Não chateia nada e é sempre bom saber.


----------



## Ari RT

Nos carnavais de rua animados por trio elétrico costuma haver uma corda delimitando a área onde brincam os foliões pagantes. Dentro da corda uma espécie de clube, com segurança, água, às vezes outras bebidas e comida. Fora das cordas está o povão aglomerado e diz-se que ali estaria a animação maior. Ali fora a densidade de foliões é maior, há pouco espaço lateral, o jeito é pular para cima, como pipoca.
Pipoca, portanto é
- o locus de quem está fora das cordas (o tumulto aconteceu na pipoca do trio X);
- a condição / modo de brincar / _status_ de quem não pagou pelo ingresso (hoje sai o trio Y e eu vou de pipoca); e
- um grupo instituído com direito a caráter grupal (a pipoca é sempre mais animada).
Coisas da Bahia. Essa acepção é vernacular e aceita mesmo em linguagem jornalística e televisiva.

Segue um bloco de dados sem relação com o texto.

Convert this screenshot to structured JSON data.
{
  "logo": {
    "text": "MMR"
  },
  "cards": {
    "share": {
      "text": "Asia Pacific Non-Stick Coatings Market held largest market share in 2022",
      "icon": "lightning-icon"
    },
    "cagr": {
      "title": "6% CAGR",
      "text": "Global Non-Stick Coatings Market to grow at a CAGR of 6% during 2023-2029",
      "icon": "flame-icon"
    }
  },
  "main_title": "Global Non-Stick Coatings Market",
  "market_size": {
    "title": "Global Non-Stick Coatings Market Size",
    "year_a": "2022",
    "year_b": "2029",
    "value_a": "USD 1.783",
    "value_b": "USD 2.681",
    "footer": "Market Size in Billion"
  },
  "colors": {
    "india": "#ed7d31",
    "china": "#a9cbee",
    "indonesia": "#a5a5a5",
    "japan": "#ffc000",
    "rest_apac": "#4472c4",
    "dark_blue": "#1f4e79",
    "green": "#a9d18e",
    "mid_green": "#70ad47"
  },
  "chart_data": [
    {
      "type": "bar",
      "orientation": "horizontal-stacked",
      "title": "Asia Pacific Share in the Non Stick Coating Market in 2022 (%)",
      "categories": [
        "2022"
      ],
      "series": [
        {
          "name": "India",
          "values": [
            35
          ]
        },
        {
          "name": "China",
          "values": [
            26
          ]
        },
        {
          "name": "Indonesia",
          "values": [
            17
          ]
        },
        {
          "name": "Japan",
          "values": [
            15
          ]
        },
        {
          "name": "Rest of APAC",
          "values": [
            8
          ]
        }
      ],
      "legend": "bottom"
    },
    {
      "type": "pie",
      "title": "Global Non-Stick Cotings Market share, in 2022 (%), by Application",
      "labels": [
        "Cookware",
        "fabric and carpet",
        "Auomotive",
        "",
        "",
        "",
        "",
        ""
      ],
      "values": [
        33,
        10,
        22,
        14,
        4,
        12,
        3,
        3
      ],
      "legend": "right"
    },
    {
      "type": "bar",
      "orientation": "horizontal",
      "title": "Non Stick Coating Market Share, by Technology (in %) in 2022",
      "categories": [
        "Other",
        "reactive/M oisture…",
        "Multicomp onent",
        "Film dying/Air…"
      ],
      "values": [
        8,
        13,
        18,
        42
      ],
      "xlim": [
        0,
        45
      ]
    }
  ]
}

Também na Bahia e, embora com menor frequência, no nordeste brasileiro, um pipoco é um estouro, um barulho seco. Na Bahia apenas, ouvi como sinônimo papoco. Ambos servem como verbo.
- O pneu do carro pipocou.
- A bola encheu demais, foi o maior papoco.
- Cadê a bola? Já era, pa-po-cou.
- Ouvi um pipoco e fui ver o que era.
Por analogia, disparo de arma de fogo:
- Foi assaltado, coitado, perdeu tudo e ainda levou três pipoco (assim no singular mesmo).
É que já nesses casos estamos no terreno da gíria, da fala menos cuidada (e mais colorida).


----------



## Guigo

@Ari RT tinha pra mim que _papoco_, em partes do NE (Ceará?), era sinônimo de _traque_: "soltaram um _papoco_ fedorento que espalhou a fila do auxílio emergencial".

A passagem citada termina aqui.